The European Medicines Agency (EMA) recommended 17 drugs with orphan product designation for approval in 2014, the most ever in a single year.
This is much higher than the average of 6.75 per year between 2010 and 2013 and is a significant increase from 2013, when EMA recommended 11 products with orphan designation for approval.
Background: Orphan Designation
Orphan product designation was first introduced in the EU in 2000 under Regulation (EC) No 141/2000. The regulation established the procedure for orphan product designation, detailed incentives for products granted orphan designation and formed the Committee for Orphan Medicinal Products (COMP) which is charged with reviewing applications for the designation.
Since 2000, the European Commission adopted several guideline documents and communications clarifying issues related to the agency’s interpretation of the regulations, assessing similarity of medicinal products and reviewing market exclusivity.
EMA provides certain benefits and incentives to sponsors whose products qualify for orphan designation. In order to gain orphan designation in the EU, a medicine must satisfy several conditions.
- The medicine must treat, prevent or diagnose a life-threatening or chronically debilitating condition.
- The condition must affect fewer than 5 in 10,000 people in the EU. Alternatively, if a condition affects more than 5 in 10,000 people in the EU it may still be considered for orphan designation if it is “unlikely that marketing of the medicine would generate sufficient returns to justify the investment needed for its development.”
- Finally, for a treatment to qualify for orphan designation there must be no existing approved treatments for the indicated condition, or if there are, the product in question must offer significant improvements over the other options.
A Big Year for Orphans in the EU
Among the 17 orphan products recommended by EMA for approval are several firsts, including the first treatment for Duchenne muscular dystrophy, Translarna, and erythropoietic protoporphyria (Scenesse). Another product, Holoclar, which treats limbal stem cell deficiency, is the first ever treatment based on stem cells to be recommended for approval.
In addition to their orphan product designation, these three products also used special regulatory pathways to speed their assessments. Holoclar and Translarna were both given a conditional marketing authorization, while Scenesse was granted approval under exceptional circumstances.

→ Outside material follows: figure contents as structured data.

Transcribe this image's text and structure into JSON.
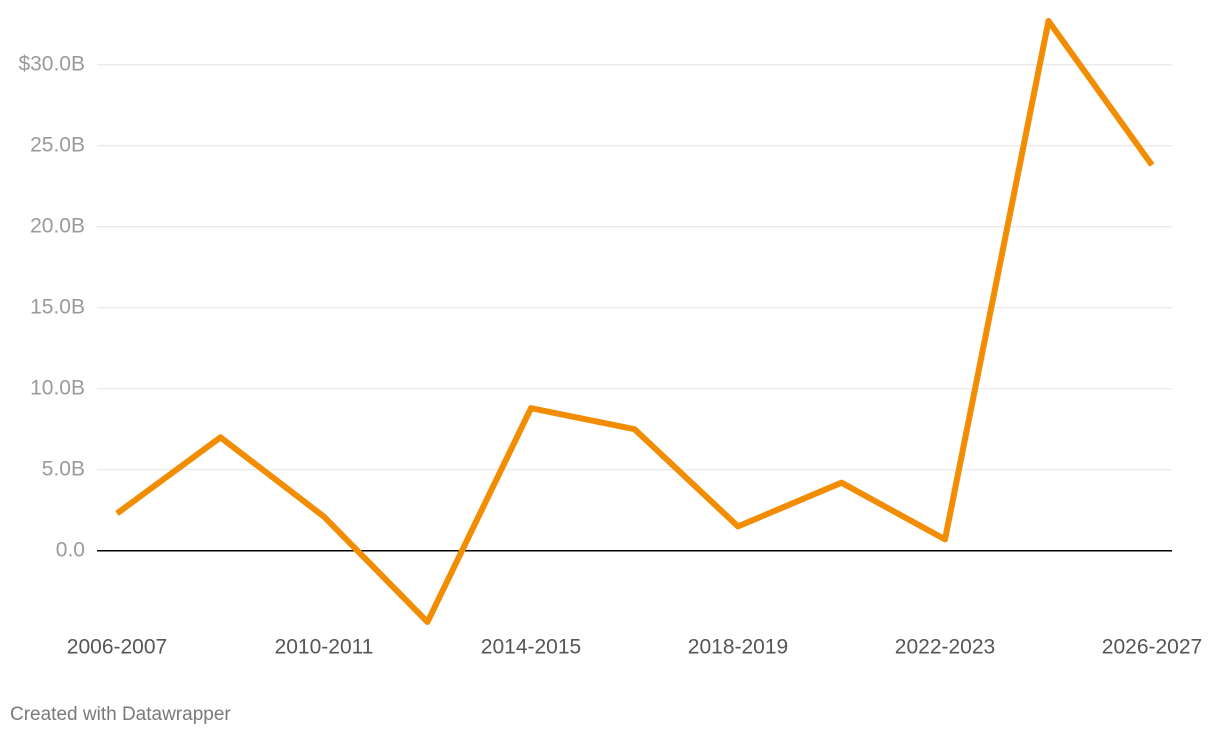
{
  "chart_data": {
    "type": "line",
    "categories": [
      "2006-2007",
      null,
      "2010-2011",
      null,
      "2014-2015",
      null,
      "2018-2019",
      null,
      "2022-2023",
      null,
      "2026-2027"
    ],
    "series": [
      {
        "color": "#f28c00",
        "values": [
          2.3,
          7.0,
          2.1,
          -4.4,
          8.8,
          7.5,
          1.5,
          4.2,
          0.7,
          32.7,
          23.8
        ]
      }
    ],
    "ylim": [
      -4.4,
      32.7
    ],
    "yticks": [
      {
        "value": 0,
        "label": "0.0"
      },
      {
        "value": 5,
        "label": "5.0B"
      },
      {
        "value": 10,
        "label": "10.0B"
      },
      {
        "value": 15,
        "label": "15.0B"
      },
      {
        "value": 20,
        "label": "20.0B"
      },
      {
        "value": 25,
        "label": "25.0B"
      },
      {
        "value": 30,
        "label": "$30.0B"
      }
    ],
    "grid": true,
    "credit": "Created with Datawrapper"
  }
}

Not all drugs recommended for approval were ultimately approved. Of the 17 orphan products recommended for approval, Vynfinit, along with its companion diagnostics Folcepri and Neocepri, were withdrawn by their sponsor before being authorized by the European Commission (EC) after preliminary data from an ongoing study was unable to show Vynfinit’s benefit to patients with ovarian cancer.
How Orphan Designation Works
There are two primary benefits given to sponsors of orphan products.

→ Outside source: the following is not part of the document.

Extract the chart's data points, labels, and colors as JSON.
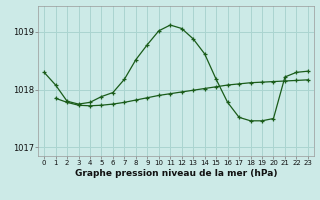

Sponsors of orphan products can receive scientific advice and protocol assistance from EMA. Scientific advice is a type of prospective (and not legally binding) advice where the agency can advise a company on the “appropriate tests and studies” to conduct during a medicine’s development. Protocol assistance is given to sponsors of orphan products to answer questions related to demonstrating if their product offers significant benefit over other available treatments. Protocol assistance can also be given to assess similarity to other orphan products with the same indication.
The other primary benefit gained from orphan product designation is market exclusivity for a period of 10 years. To receive market exclusivity, sponsors are required to submit an application supporting the maintenance of their product’s orphan designation. Market exclusivity can be given for each specific orphan designation a product carries. This means that a product with multiple orphan designations for different conditions could have separate market exclusivity for the different conditions. If a sponsor complies with a paediatric investigation plan (PIP) the period of market exclusivity for an orphan product can be increased by two years.
If, at the end of an orphan product’s fifth year on the market, the product can be shown to be sufficiently profitable, the period of market exclusivity can be reduced to six years.
Additionally, products with orphan designation can receive fee reductions for certain activities or services, with the amount of the reduction varying based on the product’s indication and sponsor’s status as a micro, small or medium-sized enterprise (SME).
Trends in the Industry
EMA wasn’t the only agency to have a record year for orphan drugs. The US Food and Drug Administration (FDA) approved 15 treatments for rare diseases in 2014 (37% of all drugs approved), two more than its previous record of 13 in 2012. The uptick in products approved to treat rare diseases is part of a growing trend in the pharmaceuticals industry to target rare diseases where incentives from orphan drug initiatives and high potential treatment prices offset the effect of a smaller patient population.